The US and Canadian governments have released details of a planned 42-day Arctic Ocean mapping mission as part of the two countries' efforts to extend their sovereignty over resource-rich areas of the polar seabed.

The scheduled survey of a subsea mountain range in waters far to the north of the Alaska-Yukon border, to be carried out jointly with scientists from the US and Canada, follows a similar collaborative research expedition last summer in the Beaufort Sea.

As they did last year, the US Coast Guard cutter Healy and the Canadian Coast Guard icebreaker Louis S St-Laurent will rendezvous in the ocean west of the Canadian Arctic archipelago to begin carrying out the survey on 6 August, according to a Canwest News Service report.

Last summer's mapping mission was considered a major success, partly because an unprecedented retreat of sea ice from the Beaufort left scientists a clear path to quickly and thoroughly survey a wide swath of the ocean.

Officials said at the time that the sharing of specialised surveying equipment and other resources also allowed each country to map a much greater area of the sea floor than if they'd been working independently.

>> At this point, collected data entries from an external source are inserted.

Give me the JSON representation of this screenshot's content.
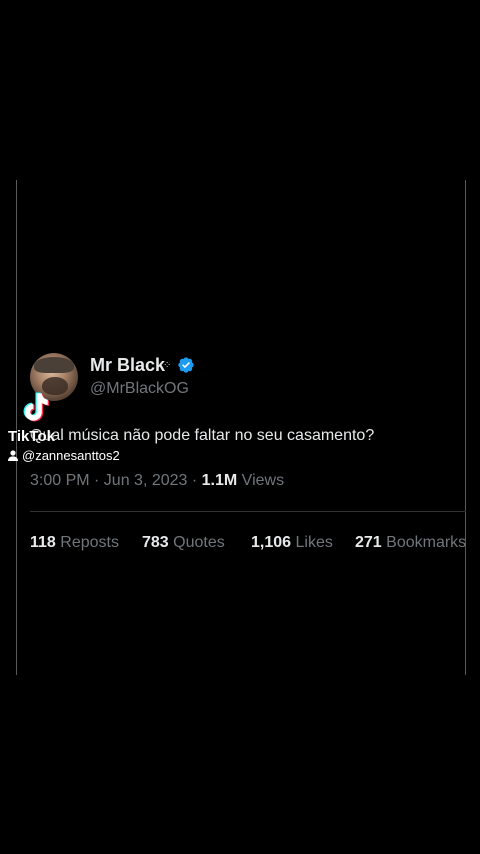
{
  "tweet": {
    "display_name": "Mr Black",
    "name_decoration": "⁘",
    "handle": "@MrBlackOG",
    "text": "Qual música não pode faltar no seu casamento?",
    "time": "3:00 PM · Jun 3, 2023 · ",
    "views_count": "1.1M",
    "views_label": " Views",
    "stats": [
      {
        "count": "118",
        "label": " Reposts"
      },
      {
        "count": "783",
        "label": " Quotes"
      },
      {
        "count": "1,106",
        "label": " Likes"
      },
      {
        "count": "271",
        "label": " Bookmarks"
      }
    ]
  },
  "watermark": {
    "brand": "TikTok",
    "username": "@zannesanttos2"
  },
  "colors": {
    "background": "#000000",
    "text_primary": "#e7e9ea",
    "text_secondary": "#71767b",
    "verified": "#1d9bf0",
    "divider": "#2f3336"
  },
  "icons": [
    "verified-badge-icon",
    "tiktok-logo-icon",
    "user-icon"
  ]
}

All five nations with an Arctic Ocean coastline — Canada, the US, Denmark (Greenland), Norway and Russia — are working under provisions of a United Nations treaty to gain control of subsea territory.

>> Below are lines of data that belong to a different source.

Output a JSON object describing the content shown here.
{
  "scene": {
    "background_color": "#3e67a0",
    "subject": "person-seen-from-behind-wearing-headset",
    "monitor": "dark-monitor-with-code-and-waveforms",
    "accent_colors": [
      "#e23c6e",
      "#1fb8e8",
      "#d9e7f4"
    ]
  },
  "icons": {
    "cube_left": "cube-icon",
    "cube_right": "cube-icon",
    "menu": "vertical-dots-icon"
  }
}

The challenge is to identify — through sonar surveys of the ocean floor and other geological evidence — areas of the seabed that are linked to each country's continental shelf.

Norway has already been granted sovereignty over several large tracts of Arctic and North Atlantic seabed under the UN Convention on the Law of the Sea.

The Norwegian government has also announced it will make no claim to areas in the deeper Arctic Ocean near the North Pole, conceding that Canada, Russia and Denmark have stronger cases for asserting sovereignty along the potentially oil-rich Lomonosov, Alpha and Mendeleev subsea mountain ridges.